If some of this seems too daunting, start small by simply making an effort to never sit for more than 45 mins straight. Research has shown that the most detrimental aspect to sitting is when you don’t take breaks. To be clear, any static posture for hours on end will not serve you whether it’s standing or sitting; the latter of which carries with it a litany of other issues as well (relating to hips, digestion, breathing, etc.). If you are at a desk for 8-10 hours/day, you can mitigate the damage of a “stuck” posture by getting up at least once every 45mins, even if just to stretch your arms and get blood flow into your legs.

In Summary

  1. Practice deep, slow, and quiet nasal breathing: allowing shoulders and trunk to relax.
  2. Prioritize drinking water based on your lifestyle and needs- you should never feel thirsty or parched by end of day.
  3. Move daily. Reclaim outsourced daily movements and avoid sitting for periods of longer than 45mins.

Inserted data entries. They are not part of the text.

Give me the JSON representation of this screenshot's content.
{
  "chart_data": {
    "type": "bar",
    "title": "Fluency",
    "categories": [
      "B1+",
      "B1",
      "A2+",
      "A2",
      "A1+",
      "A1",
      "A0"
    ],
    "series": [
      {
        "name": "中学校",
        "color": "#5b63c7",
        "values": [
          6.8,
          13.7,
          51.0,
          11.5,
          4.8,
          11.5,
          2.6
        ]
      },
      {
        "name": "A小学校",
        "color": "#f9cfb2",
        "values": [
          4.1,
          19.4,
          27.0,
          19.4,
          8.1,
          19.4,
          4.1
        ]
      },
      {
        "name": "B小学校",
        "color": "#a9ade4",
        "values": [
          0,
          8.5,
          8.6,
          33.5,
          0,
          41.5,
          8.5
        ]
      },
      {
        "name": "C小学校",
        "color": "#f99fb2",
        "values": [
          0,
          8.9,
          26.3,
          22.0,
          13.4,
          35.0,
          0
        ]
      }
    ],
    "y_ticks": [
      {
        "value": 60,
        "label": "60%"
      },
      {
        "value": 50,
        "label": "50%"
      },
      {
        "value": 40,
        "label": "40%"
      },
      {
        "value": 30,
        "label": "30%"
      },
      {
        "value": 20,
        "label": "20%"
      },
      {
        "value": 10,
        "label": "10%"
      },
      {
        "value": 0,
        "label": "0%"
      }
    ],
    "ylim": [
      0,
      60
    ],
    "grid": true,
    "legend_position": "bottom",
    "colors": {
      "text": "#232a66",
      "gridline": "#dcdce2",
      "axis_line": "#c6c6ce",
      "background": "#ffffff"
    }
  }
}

The final piece to the puzzle regarding human needs is nutrition, but if your breathing is off, your water is insufficient, or your movement is lacking, you will be unable to reap the full benefits of a nutrient dense diet.

Don't put the cart before the horse: Cover your basics before spinning your wheels with an advanced plan.

If you have your heart set on getting healthy, focus your energy on these basic human health habits and you’ll notice the positive changes in every aspect of life.